Performance measurements on current main (1c4bc52) on AMD Ryzen 7 5800U. Both Rust and Python versions was build in release mode. 30 is a original test from issue description, 120 the same test with 4 times more data. One exception is a ListCount test which runs even slower than in description thus I used lists with 8 and 16 elements to measure performance.
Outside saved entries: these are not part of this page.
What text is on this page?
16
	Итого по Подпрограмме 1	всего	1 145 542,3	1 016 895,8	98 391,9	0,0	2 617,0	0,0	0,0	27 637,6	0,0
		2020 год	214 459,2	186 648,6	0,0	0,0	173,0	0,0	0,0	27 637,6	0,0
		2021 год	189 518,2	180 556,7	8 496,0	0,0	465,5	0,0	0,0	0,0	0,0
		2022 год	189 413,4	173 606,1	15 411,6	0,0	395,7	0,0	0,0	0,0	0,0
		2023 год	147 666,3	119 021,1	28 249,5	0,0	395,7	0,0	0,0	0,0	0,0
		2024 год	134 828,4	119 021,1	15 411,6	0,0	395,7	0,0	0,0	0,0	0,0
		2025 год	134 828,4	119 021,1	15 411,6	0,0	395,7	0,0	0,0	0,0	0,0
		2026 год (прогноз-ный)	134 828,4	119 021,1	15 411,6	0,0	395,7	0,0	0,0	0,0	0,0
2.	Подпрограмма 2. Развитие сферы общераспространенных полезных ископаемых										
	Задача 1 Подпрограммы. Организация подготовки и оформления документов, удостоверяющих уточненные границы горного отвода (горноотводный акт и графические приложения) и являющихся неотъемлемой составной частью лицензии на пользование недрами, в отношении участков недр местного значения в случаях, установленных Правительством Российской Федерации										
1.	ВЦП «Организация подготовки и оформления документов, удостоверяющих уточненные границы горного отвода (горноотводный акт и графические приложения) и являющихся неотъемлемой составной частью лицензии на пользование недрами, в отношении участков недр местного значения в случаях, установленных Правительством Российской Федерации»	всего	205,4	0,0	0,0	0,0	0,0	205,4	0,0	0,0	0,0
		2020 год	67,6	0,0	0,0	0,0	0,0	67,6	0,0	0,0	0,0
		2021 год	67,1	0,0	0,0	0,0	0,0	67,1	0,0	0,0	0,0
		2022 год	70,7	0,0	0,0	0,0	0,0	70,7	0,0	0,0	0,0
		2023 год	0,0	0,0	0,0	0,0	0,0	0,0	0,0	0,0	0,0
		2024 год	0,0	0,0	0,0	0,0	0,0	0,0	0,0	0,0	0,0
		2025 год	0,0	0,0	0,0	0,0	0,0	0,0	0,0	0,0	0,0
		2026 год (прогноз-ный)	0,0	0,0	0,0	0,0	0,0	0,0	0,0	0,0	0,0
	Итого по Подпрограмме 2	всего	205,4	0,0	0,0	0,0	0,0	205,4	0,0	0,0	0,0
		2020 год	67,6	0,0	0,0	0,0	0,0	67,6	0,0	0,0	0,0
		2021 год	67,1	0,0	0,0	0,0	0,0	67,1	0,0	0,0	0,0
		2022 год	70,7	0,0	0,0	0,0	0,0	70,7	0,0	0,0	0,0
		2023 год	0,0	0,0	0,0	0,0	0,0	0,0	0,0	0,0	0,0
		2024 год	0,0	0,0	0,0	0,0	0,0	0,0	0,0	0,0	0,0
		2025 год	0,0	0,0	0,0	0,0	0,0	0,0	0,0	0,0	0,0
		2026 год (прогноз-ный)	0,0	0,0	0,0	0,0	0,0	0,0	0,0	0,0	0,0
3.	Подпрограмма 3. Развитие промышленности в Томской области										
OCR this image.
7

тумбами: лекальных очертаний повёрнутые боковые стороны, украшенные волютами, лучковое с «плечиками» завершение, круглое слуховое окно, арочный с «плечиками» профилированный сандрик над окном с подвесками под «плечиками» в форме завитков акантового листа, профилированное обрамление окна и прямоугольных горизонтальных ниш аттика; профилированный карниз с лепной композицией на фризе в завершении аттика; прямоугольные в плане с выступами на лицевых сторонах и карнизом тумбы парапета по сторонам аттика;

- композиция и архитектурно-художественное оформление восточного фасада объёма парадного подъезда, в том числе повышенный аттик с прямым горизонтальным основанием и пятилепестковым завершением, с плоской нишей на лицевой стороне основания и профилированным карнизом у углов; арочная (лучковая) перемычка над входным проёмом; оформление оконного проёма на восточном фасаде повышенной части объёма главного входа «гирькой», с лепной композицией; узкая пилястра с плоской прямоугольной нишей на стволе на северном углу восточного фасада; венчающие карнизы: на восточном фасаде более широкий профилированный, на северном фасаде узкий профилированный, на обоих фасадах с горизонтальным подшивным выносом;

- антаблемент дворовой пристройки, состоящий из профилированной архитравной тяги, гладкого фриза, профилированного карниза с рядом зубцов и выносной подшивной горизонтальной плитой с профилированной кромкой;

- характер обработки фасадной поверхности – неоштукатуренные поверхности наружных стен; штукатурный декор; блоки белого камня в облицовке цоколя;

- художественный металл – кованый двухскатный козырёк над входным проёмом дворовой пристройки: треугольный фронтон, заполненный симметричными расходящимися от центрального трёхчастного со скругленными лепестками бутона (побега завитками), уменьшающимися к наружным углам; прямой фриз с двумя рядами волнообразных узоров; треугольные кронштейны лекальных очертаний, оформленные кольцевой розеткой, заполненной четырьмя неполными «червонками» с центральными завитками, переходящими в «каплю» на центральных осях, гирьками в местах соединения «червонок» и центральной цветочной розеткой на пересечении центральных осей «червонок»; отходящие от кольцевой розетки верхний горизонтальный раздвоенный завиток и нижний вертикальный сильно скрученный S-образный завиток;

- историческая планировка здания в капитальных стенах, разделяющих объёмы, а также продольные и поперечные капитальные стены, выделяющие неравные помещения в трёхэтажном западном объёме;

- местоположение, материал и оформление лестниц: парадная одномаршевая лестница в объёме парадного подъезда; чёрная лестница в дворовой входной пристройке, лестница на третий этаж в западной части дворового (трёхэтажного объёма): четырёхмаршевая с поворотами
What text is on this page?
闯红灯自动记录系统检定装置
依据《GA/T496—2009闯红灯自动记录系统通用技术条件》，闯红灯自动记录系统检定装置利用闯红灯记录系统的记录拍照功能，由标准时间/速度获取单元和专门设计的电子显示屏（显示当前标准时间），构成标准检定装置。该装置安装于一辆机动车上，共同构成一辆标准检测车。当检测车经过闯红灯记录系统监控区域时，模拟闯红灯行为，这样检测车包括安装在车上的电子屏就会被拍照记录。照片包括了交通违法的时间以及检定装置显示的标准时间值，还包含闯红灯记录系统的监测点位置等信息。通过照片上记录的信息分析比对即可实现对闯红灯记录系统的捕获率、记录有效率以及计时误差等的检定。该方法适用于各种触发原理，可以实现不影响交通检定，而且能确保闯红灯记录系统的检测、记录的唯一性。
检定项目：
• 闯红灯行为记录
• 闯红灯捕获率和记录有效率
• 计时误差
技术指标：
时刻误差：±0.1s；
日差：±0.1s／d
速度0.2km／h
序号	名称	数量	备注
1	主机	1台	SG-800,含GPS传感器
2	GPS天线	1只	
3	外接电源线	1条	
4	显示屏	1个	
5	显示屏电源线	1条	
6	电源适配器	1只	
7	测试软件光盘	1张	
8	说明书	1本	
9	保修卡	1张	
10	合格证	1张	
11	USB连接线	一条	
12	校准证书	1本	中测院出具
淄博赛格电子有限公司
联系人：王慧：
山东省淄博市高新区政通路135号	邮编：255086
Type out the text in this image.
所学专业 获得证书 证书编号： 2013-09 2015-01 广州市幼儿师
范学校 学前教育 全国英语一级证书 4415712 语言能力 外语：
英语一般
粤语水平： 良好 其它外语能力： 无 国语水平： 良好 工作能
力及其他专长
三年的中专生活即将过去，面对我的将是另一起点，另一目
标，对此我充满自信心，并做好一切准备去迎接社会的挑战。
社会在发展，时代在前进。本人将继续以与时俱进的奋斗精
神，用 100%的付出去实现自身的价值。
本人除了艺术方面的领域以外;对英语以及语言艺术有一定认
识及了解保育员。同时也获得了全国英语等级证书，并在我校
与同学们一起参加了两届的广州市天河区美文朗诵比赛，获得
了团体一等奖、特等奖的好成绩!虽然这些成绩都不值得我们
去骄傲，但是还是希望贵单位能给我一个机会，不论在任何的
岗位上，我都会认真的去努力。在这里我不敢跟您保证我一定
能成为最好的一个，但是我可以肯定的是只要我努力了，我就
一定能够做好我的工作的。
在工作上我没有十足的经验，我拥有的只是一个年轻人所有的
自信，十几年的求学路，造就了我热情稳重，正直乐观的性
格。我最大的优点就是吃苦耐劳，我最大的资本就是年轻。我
The reason is that ListCount performance significantly degraded at some point.

Test 30 (Rust) 120 (Rust) 30 (Python) 120 (Python)
TupleCount 0.067 0.520 0.311 4.729
ListCount 0.025 (8 items) 2.942 (16 items) 0.072 (8 items) 4.297 (16 items)
BuildList 0.120 2.695 0.474 14.128
BuildTuple 0.082 1.415 0.336 9.126

I additionally tested Rust version on 69a698f which is state of the code before #745 is merged. Here ListCount was tested on 30 and 120 items in list which corresponds to x1 and x4 data of the test in the description. It can be seen that it doesn't demonstrate any performance degradation comparing with measurements in issue description. Thus we can conclude that new type checking logic introduced in #745 significantly affected performance of ListCount function.

Test 30 (Rust) 120 (Rust)
TupleCount 0.056 0.446
ListCount 0.078 2.098
BuildList 0.104 2.360
BuildTuple 0.076 1.374

Overall these measures show that performance is better comparing to the time when the issue was raised except ListCount which suffers from new type-checking logic implementation (#745). At the same time it can be seen that time grows non linearly with the grow of the number of iterations which is still the issue. Also it can be seen that Python is approximately 5 times slower than Rust implementation.